CNS modulation of pancreatic endocrine function. Multiple modes of expression.

The involvement of the CNS in pancreatic hormone release has been studied. 1.) It has been shown that one source of vagal efferent fibers capable of facilitating insulin secretion originated in the rostral half of the nucleus ambiguus. 2.) Acute lesions of the ventromedial hypothalamus resulted in hyperinsulinaemia that could be abolished by acute vagotomy. 3.) Chronic lesions of the ventromedial hypothalamus increased secretion of insulin and glucagon, and decreased secretion of somatostatin when the pancreas was subsequently isolated and perfused.

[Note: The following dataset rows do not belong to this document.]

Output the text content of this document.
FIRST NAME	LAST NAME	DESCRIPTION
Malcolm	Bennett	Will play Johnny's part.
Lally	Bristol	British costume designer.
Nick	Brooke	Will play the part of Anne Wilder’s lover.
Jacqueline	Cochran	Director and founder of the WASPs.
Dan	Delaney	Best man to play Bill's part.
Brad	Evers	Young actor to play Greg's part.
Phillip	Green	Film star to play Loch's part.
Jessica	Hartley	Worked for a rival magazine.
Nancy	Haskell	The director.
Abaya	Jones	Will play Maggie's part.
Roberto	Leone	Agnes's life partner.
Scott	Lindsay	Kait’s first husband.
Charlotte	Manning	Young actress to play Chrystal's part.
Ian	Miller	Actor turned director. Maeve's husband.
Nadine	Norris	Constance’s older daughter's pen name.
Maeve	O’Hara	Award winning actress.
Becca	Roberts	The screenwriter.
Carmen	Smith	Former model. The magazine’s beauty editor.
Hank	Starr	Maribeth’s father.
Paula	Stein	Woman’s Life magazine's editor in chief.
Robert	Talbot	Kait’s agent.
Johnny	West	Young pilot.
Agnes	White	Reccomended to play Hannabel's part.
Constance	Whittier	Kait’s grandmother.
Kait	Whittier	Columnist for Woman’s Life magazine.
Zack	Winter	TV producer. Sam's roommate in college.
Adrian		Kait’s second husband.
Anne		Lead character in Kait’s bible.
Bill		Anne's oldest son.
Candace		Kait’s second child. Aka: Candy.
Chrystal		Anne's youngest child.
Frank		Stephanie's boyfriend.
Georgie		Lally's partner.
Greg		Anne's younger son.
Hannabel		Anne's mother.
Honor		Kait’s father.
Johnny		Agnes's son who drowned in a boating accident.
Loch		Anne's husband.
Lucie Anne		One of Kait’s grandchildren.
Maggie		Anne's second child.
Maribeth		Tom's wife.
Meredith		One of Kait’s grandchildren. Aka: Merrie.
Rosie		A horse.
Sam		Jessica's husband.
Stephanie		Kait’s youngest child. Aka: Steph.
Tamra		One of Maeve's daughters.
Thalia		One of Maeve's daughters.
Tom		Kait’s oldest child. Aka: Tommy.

These changes were attributed to altered cholinergic activity related to previous ventromedial hypothalamic lesions as they could be reversed toward normal by atropine infusion or mimicked by the cholinergic agonist, methacholine. 4.) Electrical stimulation of the lateral hypothalamus in anaesthetized rats produced both an inhibitory component of insulin secretion, probably related to adrenergic stimulation, and a stimulatory component, probably due to the release into the blood of factor(s) that promote insulin secretion. 5.) The anatomical organization of brain of the genetically obese (ob/ob) mice is abnormal. These abnormalities could be involved in the endocrinological disturbances of these animals.